Dr Mosely looks at the scientific evidence for Tai Chi being as effective as conventional exercise. It’s quite interesting. One study said Tai Chi was better than brisk walking, for example, which is something I’ve always wondered about. He also looks at Tai Chi’s effect on the brain.

Here’s the blurb

“If you’re looking to add more exercise into your lifestyle why not consider Tai Chi. It’s an ancient Chinese martial art – it’s sometimes called “meditation in motion”. It’s a series of different postures that gently flow into each other in slow movements. One of the big benefits to Tai Chi is that it can significantly enhance the activity of our immune system. And although it looks gentle, it can be a surprisingly good workout! Michael Mosley speaks to Dr. Parco Siu from the University of Hong Kong, who has been studying the health benefits of Tai Chi for over a decade. His research has revealed that Tai Chi can lead to faster brain benefits than other exercises. He also found that Tai Chi was as effective as conventional exercise like moderate-intensity aerobic exercise or muscle strengthening activities for reducing body weight and visceral fat!”

Listen here. (15 minutes long).

2 thoughts on “Just one Thing – Dr Michael Mosley on Tai Chi (BBC Radio 4)

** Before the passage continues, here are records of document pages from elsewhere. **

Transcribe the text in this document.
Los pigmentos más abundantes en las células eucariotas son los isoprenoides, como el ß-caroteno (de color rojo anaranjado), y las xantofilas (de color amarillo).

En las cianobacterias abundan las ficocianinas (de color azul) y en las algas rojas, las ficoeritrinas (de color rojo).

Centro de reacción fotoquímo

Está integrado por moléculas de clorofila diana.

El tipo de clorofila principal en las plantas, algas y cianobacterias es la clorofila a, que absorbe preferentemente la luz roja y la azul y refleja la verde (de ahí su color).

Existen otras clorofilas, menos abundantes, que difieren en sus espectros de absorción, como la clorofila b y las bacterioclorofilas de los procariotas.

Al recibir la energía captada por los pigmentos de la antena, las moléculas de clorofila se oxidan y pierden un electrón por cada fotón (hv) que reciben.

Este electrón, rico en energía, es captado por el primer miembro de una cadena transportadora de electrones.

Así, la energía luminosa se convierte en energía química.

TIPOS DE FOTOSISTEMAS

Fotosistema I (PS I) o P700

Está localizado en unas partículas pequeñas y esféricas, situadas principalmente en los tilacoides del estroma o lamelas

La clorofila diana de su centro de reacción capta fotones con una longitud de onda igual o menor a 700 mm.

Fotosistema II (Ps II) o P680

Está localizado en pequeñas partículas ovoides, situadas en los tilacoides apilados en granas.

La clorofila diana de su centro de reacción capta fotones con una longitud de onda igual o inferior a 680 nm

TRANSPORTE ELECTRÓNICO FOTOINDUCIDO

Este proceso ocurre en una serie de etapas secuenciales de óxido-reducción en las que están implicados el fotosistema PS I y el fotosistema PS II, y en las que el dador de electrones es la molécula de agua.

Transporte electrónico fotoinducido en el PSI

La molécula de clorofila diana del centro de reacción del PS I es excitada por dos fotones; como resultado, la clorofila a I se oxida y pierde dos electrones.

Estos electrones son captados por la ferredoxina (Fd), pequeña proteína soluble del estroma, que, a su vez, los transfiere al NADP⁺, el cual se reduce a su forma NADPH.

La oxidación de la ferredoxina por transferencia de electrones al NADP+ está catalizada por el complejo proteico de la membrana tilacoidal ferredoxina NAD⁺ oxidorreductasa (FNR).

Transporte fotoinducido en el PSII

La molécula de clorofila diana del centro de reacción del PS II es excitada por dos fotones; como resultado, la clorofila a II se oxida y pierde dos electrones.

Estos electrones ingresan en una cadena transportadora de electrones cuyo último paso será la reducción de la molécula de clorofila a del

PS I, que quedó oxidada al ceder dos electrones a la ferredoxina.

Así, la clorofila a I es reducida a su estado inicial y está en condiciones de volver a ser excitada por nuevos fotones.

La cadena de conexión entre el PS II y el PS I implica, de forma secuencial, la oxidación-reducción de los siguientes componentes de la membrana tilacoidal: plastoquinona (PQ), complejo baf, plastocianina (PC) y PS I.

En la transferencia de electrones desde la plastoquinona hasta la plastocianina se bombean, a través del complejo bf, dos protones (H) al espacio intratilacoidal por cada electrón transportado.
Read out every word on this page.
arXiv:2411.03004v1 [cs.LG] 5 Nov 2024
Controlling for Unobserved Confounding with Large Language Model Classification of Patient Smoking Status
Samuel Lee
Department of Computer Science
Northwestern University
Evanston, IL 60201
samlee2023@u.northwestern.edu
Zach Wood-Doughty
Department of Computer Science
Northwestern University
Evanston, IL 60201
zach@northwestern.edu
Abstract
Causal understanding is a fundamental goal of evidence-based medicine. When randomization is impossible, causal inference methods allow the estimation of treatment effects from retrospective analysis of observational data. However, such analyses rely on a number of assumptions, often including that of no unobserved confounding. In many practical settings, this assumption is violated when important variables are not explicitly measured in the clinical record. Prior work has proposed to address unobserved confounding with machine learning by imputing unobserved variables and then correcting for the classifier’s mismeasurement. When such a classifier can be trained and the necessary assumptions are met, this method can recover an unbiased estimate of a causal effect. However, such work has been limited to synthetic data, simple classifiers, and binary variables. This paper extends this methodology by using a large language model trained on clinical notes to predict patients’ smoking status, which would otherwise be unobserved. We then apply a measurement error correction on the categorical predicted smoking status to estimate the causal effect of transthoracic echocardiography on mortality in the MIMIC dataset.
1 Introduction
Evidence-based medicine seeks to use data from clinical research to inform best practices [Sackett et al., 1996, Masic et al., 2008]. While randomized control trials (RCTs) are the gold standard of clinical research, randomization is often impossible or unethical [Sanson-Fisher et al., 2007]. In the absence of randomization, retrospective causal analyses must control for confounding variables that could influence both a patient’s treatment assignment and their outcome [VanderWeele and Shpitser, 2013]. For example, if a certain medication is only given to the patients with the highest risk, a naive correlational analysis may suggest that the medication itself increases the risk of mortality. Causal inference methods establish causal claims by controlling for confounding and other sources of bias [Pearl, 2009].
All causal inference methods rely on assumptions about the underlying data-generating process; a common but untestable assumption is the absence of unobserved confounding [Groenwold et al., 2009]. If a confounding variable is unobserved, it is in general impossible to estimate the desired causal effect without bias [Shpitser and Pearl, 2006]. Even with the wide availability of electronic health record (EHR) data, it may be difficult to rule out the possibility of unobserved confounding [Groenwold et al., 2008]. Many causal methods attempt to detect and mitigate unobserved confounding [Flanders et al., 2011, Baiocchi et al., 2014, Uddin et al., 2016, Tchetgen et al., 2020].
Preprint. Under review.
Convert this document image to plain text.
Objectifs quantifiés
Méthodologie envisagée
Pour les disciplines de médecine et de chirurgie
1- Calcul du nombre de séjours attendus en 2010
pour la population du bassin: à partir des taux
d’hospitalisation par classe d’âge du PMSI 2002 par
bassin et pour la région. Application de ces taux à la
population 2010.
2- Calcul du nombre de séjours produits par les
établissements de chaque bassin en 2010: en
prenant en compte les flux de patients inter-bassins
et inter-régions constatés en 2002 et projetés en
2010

  1. In my experience, most of the people talking about the “health benefits” of Taijiquan are just “forms” people and they’re at best talking about the health benefits of low-impact, low-aerobic exercise. One widely-quoted “teacher” was last seen hurriedly trying to learn things like push-hands, etc., to bolster the idea that he indeed knew something about Taijiquan and didn’t just post questionable studies involving old people and forms.

    Liked by 1 person

  2. Science and measuring of biological response to exercise has come a long way since the 1970s when a good friend of mine was one of those administering tests at a local university in the actual exercise value of taiji long, slow form. Not surprising to me, the results were that 20 minutes of long form by an experienced practitioner was equivalent to 20 minutes of brisk walking in terms of health benefits.

    The only problem with prescribing regular taiji practise is that most beginners will do it only because it seems easier than jogging, going to a gym or doing aerobics.

    Not to crap on taiji solo form work as it can bring a lot of pleasure and, depending on the style you learn, even make you sweat.